Get that: lower future growth means lower tax receipts, and there can be no growth, in the current world economic situation, without government stimulus funded by tax receipts. Not to mention that slashing government departments in the interest of so-called "efficiencies" requires firing people, who then cease to be tax payers providing government revenues since they are unemployed. Does axing employees ever inspire confidence except in some amoral/immoral investors who think cost cutting improves the bottom line and right wing economic pundits who think it inspires business investment? Not at this moment.
So what should be done? Klugman says "the answer is that we need a major push to get the economy moving, not at some future date, but right now. For the time being we need more, not less, government spending, supported by aggressively expansionary policies from the [in this case the Bank of Canada] and its counterparts abroad."

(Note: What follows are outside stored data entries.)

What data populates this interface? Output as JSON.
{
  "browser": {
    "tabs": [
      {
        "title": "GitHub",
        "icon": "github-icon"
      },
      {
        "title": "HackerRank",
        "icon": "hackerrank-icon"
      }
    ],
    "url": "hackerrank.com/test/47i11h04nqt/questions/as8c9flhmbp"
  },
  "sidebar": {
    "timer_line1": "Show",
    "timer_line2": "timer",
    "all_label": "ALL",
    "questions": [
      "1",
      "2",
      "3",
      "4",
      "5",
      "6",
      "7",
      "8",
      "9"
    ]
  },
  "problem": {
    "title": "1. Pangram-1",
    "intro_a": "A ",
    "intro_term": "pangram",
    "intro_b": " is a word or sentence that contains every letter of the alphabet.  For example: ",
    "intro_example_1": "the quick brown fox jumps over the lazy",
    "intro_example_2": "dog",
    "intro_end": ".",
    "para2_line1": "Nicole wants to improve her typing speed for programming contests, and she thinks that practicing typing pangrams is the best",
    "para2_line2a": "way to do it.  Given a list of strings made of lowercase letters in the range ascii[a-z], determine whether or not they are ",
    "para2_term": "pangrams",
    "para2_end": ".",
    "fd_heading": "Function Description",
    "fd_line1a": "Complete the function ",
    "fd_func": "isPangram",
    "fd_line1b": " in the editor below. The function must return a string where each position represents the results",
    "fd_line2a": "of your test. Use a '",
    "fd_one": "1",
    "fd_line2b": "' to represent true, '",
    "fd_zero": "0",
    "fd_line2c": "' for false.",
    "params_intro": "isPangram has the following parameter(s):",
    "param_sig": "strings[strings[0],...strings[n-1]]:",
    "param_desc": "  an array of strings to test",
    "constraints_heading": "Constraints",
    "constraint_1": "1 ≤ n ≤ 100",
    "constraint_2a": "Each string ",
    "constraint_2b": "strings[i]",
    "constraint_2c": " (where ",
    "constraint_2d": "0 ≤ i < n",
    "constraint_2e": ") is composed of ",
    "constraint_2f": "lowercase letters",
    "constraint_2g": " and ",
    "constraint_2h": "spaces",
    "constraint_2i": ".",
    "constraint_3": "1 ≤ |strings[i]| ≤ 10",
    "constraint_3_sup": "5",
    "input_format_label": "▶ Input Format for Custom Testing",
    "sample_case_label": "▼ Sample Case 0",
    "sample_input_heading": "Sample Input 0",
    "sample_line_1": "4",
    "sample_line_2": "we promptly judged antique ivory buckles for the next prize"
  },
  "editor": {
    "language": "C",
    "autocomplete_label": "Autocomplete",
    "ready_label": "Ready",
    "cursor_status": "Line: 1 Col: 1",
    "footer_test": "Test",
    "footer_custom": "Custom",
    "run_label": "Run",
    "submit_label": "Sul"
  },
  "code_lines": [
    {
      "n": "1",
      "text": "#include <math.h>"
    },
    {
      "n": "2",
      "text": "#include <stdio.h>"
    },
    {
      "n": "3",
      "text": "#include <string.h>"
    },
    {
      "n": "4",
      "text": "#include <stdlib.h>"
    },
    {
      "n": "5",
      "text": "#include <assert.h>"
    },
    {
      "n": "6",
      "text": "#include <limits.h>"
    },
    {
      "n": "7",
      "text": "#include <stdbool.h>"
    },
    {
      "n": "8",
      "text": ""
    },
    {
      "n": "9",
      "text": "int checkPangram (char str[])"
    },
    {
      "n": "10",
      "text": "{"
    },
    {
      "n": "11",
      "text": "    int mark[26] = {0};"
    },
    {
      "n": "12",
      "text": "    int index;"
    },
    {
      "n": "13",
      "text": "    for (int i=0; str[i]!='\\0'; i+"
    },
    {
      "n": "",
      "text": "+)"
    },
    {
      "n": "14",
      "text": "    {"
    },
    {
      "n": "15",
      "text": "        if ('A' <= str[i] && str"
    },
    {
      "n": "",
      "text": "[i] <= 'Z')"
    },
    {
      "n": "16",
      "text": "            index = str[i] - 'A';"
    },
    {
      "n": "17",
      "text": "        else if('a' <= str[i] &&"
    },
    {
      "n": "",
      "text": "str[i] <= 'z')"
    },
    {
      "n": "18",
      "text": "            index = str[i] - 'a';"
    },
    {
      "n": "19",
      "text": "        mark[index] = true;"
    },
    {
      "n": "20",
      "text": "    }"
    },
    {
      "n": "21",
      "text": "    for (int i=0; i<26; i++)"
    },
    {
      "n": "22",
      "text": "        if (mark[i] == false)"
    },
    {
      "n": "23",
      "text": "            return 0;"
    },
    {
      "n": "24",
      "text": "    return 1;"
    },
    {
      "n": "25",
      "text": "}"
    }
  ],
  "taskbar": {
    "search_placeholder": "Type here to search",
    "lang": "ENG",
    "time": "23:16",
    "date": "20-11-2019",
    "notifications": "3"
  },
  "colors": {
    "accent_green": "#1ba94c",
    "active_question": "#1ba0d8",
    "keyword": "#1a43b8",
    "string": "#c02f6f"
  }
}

What this also means, I think, is that Mark Carney's stand-up push to get European banks more substantially capitalized is not necessarily the right move at this moment either, especially now that Greece wll probably default. The theory is that further capitalization will mitigate risk and forestall a potential banking collapse and resulting bailout. But from where does that new capital come in these already struggling countries? Beats me, but my guess is European taxpayers. Isn't this sharp stance just adding more pressure to an already absurd situation, which - let's face it - is going to migrate here to some extent no matter how much the Harper Regime tinkers with boutique tax credits while slashing, burning, and killing.
Once again, it's not about ordinary people, the 99%. It's about the 1% - banks and their investors - euphemistically called, as Jim Stanford says, "the market." As always, finance trumps both industry and people.